A man is walking down a country lane. A woman, cycling towards him, swerves to avoid a dog. On that moment, their future hinges. There are three possible outcomes, three small decisions that could determine the rest of their life.
Eva and Jim are nineteen and students at Cambridge when their paths first cross in 1958. And then there is David, Eva’s then-lover, an ambitious actor who loves Eva deeply. The Versions of Us follows the three different courses their lives could take following this first meeting. Lives filled with love, betrayal, ambition but through it all is a deep connection that endures whatever fate might throw at them.
The Versions of Us explores the idea that there are moments when our lives might have turned out differently, the tiny factors or decisions that could determine our fate, and the precarious nature of the foundations upon which we build our lives.
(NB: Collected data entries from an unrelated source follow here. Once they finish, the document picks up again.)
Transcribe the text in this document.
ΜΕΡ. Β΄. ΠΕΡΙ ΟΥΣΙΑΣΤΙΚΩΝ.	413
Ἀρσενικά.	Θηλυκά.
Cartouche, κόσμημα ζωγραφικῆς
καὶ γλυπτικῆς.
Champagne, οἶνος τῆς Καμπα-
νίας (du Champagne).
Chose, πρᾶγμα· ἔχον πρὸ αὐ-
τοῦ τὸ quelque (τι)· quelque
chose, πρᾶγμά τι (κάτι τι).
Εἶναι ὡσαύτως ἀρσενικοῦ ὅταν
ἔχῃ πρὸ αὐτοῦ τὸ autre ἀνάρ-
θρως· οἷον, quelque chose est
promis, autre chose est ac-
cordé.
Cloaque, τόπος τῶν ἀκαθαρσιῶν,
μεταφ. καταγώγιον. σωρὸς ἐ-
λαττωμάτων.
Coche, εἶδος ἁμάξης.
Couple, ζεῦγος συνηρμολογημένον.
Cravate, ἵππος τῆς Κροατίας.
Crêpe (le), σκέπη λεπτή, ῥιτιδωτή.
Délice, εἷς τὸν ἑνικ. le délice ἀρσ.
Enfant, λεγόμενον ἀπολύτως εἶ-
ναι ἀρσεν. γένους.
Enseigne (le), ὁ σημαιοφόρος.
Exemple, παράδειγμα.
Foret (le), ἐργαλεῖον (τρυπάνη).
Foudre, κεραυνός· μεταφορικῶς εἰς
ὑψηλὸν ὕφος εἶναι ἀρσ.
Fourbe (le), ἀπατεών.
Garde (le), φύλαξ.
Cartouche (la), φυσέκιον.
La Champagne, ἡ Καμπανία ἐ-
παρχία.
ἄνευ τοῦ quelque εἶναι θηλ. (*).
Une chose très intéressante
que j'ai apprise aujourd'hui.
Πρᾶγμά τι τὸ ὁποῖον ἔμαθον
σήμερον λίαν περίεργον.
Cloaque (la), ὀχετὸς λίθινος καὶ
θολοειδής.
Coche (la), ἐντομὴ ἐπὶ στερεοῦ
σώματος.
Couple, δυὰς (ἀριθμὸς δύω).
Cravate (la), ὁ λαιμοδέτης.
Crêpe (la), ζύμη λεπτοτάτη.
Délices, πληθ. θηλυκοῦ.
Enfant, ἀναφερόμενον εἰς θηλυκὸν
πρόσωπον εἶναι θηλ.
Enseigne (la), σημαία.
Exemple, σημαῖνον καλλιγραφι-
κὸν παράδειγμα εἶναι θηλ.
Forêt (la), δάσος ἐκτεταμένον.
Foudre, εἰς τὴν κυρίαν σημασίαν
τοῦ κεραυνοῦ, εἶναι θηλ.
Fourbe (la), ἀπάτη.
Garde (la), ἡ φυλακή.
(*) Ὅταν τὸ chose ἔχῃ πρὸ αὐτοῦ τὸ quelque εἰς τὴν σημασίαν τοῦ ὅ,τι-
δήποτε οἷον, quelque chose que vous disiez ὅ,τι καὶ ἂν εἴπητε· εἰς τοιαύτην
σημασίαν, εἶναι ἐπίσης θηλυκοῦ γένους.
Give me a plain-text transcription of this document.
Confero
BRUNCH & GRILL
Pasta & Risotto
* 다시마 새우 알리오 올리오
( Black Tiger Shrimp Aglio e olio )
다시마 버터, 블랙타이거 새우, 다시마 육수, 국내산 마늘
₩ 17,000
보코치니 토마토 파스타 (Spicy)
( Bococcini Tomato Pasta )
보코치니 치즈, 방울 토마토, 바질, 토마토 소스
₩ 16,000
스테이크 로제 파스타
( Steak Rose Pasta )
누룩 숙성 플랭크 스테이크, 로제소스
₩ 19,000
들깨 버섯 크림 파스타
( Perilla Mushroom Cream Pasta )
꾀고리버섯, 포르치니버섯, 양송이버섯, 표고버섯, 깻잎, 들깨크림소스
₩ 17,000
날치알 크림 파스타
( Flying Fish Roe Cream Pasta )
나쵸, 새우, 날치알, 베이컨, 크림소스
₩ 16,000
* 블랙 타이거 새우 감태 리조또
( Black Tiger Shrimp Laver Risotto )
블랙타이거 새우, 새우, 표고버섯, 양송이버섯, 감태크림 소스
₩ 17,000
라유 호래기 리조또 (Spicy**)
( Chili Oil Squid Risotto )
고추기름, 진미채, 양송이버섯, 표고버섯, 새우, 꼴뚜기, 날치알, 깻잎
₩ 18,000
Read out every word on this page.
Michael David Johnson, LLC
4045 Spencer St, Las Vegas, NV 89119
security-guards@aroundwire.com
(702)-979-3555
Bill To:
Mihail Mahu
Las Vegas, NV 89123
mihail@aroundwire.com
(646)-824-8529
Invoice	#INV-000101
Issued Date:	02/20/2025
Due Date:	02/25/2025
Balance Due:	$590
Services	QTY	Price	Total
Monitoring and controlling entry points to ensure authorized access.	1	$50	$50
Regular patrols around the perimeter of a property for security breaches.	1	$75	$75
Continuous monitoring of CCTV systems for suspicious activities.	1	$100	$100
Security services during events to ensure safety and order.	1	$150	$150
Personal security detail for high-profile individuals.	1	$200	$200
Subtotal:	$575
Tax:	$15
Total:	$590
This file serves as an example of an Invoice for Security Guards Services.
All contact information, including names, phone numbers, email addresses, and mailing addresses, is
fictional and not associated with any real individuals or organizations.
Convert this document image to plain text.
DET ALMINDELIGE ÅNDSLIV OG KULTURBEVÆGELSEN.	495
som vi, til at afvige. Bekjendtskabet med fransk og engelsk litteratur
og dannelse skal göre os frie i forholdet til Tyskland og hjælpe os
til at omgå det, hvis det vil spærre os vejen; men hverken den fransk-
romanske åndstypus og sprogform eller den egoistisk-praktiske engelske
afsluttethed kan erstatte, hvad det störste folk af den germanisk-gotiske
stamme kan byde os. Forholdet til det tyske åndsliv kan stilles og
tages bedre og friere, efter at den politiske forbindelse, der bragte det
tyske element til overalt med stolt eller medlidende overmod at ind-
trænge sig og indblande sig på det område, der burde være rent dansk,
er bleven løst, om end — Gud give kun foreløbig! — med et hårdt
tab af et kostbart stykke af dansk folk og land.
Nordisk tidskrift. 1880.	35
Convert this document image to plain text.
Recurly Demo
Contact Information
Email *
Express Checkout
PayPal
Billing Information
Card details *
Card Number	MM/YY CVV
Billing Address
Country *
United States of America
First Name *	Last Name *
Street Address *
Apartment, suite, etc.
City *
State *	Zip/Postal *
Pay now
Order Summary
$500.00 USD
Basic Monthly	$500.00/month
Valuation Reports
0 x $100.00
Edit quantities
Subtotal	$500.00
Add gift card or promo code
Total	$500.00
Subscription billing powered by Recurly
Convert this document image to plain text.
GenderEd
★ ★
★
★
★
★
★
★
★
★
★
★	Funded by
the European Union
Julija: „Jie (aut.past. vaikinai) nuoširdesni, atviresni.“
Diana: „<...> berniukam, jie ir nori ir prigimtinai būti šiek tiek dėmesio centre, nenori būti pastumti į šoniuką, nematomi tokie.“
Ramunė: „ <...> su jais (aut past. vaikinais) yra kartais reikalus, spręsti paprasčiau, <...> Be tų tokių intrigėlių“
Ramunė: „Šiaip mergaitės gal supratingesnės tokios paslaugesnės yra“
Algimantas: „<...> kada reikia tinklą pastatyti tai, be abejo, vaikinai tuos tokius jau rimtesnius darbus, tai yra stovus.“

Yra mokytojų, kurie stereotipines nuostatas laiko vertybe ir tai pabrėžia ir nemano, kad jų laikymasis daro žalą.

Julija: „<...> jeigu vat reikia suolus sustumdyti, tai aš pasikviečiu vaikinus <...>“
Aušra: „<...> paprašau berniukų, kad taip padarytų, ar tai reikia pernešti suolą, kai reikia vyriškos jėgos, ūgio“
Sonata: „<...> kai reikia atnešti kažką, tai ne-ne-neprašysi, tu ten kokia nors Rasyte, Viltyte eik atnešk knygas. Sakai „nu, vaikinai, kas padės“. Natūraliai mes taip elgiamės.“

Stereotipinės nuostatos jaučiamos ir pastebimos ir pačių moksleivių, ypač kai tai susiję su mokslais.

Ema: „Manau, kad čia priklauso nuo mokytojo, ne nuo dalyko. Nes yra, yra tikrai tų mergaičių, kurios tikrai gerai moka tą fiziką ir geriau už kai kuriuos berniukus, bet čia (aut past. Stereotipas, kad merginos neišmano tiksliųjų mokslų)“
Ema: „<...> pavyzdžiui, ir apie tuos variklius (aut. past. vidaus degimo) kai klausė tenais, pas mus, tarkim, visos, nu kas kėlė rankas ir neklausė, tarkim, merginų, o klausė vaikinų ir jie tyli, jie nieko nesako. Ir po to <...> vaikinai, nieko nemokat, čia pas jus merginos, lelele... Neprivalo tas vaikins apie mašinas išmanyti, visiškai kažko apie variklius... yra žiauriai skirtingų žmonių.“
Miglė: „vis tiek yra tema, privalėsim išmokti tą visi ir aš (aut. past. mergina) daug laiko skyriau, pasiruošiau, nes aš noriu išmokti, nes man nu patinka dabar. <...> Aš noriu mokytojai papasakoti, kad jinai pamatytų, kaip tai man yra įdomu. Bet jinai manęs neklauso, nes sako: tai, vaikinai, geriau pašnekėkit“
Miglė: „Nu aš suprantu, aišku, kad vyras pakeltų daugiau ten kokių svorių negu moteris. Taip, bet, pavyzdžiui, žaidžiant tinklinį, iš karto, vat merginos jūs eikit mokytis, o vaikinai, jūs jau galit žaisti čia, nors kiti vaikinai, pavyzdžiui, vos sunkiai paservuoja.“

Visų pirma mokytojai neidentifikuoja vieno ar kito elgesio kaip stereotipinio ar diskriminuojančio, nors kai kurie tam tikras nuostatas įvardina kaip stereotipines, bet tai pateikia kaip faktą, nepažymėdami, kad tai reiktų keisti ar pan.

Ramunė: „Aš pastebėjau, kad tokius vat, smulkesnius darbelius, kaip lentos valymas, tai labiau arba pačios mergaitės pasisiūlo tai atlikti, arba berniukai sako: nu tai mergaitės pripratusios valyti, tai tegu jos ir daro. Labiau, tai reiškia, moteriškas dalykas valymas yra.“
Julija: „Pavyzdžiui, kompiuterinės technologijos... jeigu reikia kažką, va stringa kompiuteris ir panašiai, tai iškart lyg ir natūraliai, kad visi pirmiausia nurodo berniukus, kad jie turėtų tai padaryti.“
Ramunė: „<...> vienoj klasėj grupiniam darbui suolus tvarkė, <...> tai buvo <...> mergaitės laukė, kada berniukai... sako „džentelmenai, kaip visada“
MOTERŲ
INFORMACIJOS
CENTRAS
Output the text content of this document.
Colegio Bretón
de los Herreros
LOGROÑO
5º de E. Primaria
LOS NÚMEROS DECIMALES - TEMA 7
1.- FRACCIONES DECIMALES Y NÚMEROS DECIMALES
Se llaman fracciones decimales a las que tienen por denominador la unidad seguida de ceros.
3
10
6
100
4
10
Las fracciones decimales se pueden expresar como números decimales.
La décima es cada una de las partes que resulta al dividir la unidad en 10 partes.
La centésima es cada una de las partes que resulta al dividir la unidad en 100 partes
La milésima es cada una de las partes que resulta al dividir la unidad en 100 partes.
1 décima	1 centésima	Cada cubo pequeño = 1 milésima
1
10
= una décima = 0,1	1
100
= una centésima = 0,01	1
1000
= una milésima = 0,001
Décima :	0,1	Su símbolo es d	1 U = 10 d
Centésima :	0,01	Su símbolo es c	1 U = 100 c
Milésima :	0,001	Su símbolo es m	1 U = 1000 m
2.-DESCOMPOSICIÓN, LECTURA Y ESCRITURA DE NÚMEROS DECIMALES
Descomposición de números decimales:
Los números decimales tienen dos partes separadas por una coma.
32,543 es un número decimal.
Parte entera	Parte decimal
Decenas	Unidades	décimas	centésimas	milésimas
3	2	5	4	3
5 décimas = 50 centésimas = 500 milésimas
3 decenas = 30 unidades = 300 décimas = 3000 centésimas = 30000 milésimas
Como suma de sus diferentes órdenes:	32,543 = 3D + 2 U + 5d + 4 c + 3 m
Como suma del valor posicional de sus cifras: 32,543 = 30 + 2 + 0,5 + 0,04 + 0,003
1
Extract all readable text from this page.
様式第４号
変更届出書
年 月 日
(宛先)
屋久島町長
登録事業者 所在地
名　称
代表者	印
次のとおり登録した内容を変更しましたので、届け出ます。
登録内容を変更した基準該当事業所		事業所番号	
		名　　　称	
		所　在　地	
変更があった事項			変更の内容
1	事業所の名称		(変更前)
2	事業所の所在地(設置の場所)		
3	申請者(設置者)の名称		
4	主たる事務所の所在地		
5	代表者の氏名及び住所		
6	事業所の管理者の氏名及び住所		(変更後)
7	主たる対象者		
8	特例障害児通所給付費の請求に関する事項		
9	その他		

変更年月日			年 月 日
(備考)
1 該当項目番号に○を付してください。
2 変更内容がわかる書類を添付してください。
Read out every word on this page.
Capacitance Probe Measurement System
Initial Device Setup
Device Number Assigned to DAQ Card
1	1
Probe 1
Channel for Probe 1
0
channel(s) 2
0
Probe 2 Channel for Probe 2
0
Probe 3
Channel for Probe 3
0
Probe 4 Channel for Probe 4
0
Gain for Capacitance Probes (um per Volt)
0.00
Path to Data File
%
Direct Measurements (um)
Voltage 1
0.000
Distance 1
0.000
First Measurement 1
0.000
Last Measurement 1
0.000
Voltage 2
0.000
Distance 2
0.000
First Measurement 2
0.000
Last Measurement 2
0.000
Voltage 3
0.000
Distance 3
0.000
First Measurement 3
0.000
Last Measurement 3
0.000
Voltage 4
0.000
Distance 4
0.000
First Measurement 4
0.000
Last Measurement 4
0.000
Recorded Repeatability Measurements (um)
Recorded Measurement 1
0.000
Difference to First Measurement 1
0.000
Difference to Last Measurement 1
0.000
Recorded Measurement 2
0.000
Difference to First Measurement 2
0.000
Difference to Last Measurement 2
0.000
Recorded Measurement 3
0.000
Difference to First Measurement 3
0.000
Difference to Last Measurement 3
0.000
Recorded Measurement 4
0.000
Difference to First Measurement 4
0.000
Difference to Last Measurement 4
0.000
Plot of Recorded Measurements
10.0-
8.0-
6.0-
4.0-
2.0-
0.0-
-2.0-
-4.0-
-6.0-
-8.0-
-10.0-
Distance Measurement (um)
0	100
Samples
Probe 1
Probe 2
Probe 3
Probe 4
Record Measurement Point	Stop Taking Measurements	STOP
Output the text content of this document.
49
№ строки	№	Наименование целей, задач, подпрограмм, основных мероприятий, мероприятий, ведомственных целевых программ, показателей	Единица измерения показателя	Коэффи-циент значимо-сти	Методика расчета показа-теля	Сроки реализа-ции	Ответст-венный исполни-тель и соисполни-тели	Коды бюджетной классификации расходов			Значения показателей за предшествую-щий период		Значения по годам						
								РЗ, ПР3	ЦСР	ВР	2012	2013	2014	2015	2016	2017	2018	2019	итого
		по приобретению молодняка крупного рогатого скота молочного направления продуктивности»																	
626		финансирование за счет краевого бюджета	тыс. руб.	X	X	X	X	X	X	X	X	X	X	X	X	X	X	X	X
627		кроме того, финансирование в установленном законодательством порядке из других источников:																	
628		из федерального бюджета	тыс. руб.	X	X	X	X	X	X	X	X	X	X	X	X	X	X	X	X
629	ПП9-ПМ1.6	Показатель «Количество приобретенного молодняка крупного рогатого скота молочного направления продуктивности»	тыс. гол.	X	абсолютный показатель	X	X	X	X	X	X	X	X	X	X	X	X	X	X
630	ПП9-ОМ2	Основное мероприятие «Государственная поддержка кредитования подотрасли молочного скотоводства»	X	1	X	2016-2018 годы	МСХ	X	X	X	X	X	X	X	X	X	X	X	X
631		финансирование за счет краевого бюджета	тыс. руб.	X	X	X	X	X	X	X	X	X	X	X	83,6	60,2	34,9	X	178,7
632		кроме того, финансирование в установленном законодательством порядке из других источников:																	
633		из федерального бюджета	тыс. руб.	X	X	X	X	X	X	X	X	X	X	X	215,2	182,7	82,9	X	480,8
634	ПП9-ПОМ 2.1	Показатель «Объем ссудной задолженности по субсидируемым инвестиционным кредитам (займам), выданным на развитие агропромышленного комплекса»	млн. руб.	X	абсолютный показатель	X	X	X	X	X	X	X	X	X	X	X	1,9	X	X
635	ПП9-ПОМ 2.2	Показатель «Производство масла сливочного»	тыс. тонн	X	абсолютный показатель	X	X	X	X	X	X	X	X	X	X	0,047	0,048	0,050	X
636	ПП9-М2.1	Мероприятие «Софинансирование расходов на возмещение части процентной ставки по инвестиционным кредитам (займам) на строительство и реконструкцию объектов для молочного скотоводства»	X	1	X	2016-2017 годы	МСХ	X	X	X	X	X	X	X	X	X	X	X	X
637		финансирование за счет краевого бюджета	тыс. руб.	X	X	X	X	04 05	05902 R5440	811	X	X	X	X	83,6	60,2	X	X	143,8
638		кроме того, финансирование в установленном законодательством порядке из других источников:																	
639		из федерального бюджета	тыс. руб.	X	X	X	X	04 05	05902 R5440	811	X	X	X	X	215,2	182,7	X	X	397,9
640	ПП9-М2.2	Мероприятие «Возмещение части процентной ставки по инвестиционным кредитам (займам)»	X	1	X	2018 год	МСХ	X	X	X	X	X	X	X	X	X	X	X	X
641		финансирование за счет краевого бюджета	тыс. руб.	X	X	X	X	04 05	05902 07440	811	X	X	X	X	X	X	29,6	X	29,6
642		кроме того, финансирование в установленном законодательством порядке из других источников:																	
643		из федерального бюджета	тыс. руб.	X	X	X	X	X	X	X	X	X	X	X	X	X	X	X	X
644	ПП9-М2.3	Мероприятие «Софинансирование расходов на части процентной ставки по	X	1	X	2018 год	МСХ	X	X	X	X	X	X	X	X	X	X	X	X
It is also a story about the nature of love and how it grows, changes and evolves as we go through the vagaries of life.
Three stories, separate, yet cleverly intertwined at significant times for Eva and Jim. One ordinary occurrence causes a serendipitous meeting, or almost meeting and what happens as a result of this.
Easy to read, the three stories allow Eva and Jim’s characters to develop in differing scenarios. Each story shares the same support cast of players but they take on different significance. Although Eva and Jim’s lives are different in each story they touch at some point.
The story starts when Eva and Jim are nineteen and dips into each succeeding decade until 2014. The research into distinctive events and trends of each time period is evident and enriches the story. Similarly the references to the art, literature and media of each decade are pertinent and give the stories a realistic, diary like quality.
It’s easy to understand what motivates Eva’s decisions, throughout the book, she is a perfect women’s fiction heroine and whichever version of her you’re reading you feel her happiness and sadness and want her to succeed. Jim is not such a strong character but though I didn’t always understand his choices, I did empathise with him.
The general tone of all stories is dark, there is a tendency to focus on the sadness and the tragedy and a little more attention to happy events would have made for a lighter read. The versions of the story share a poignant ending, which imprints the characters and their possible lives on the reader, after the last page is turned.
I received a copy of this book from Orion Publishing Group W&N via NetGalley in return for an honest review.